As a general rule, US law does not apply outside the territorial jurisdiction of the United States. A recent decision by the Second Circuit Court of Appeals (Liu Meng-Lin v. Siemens AG) provides a helpful illustration. As a reminder, the Second Circuit Court of Appeals is a federal appellate court that decides appeals from Connecticut, New York, and Vermont district courts. The Second Circuit is particularly influential with respect to securities laws because it hears cases on appeal from New York, including the federal court in Manhattan.
After the 2008 financial crisis Congress passed a law called the Dodd-Frank Act. Among many other things, the Dodd-Frank Act provides protection for whistleblowers - - persons who report securities law violations by their companies. The Dodd-Frank Act prohibits companies from retaliating against employees who report certain types of violations of US law.
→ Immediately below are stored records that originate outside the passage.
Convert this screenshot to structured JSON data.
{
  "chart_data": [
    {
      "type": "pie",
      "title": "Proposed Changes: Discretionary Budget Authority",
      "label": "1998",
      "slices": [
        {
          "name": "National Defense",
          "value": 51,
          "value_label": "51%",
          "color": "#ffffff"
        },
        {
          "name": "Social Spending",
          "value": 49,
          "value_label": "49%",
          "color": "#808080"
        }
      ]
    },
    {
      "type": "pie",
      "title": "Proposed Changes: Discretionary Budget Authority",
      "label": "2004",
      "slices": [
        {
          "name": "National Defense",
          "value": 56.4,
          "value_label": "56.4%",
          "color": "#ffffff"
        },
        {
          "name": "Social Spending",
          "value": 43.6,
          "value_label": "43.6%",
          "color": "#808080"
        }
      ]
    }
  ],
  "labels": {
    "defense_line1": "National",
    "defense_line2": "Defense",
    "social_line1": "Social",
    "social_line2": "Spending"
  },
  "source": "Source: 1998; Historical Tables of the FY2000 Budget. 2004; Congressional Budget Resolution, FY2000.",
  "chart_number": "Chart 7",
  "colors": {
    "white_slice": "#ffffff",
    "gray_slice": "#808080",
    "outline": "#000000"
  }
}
The plaintiff in this case sued his former employer, arguing that the company illegally fired him after he internally reported corrupt practices by the company. He complained that by firing him, the company violated the Dodd-Frank Act's protection for whistleblowers.
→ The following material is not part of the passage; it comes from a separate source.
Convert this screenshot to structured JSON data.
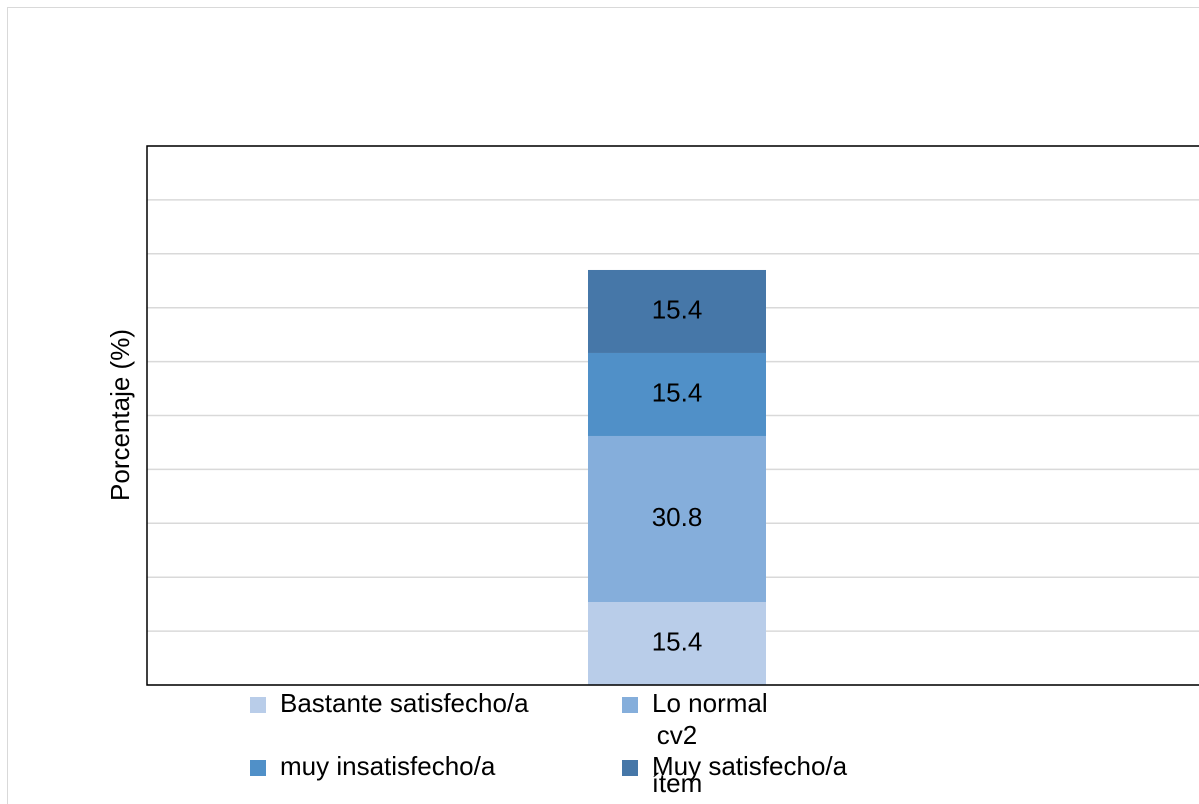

But the district court dismissed his case and the Second Circuit affirmed the district court's decision. Why? The plaintiff was a foreigner (non-US citizen) working for a foreign company and all of the conduct at issue in the case occurred overseas. Specifically:
- The foreign company's allegedly corrupt activity occurred outside the United States (in North Korea and China).
- The plaintiff reported the activity overseas.
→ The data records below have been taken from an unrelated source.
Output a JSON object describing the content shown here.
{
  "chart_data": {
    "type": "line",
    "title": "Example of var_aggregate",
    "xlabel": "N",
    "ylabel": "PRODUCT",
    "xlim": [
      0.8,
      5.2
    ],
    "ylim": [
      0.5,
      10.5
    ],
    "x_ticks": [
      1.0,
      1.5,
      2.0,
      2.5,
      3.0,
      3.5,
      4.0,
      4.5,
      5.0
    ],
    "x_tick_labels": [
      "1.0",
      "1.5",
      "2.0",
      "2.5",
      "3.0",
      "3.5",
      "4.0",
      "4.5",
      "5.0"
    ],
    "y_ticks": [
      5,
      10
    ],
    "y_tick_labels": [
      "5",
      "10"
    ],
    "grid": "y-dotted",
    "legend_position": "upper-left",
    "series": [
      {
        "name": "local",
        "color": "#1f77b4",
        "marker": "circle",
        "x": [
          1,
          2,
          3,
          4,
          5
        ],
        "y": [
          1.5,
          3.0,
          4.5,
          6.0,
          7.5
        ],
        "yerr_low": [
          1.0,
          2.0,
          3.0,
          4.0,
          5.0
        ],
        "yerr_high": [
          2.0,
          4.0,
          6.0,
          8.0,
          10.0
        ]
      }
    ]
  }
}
- The allegedly illegal retaliation occurred overseas.
According to the Second Circuit, the only connection to the United States was that the foreign company was listed on the New York Stock Exchange. The Second Circuit, citing recent Supreme Court decisions, explained that because Congress did not clearly intend whistleblower protection laws to apply extraterritorially, the plaintiff's case must be dismissed.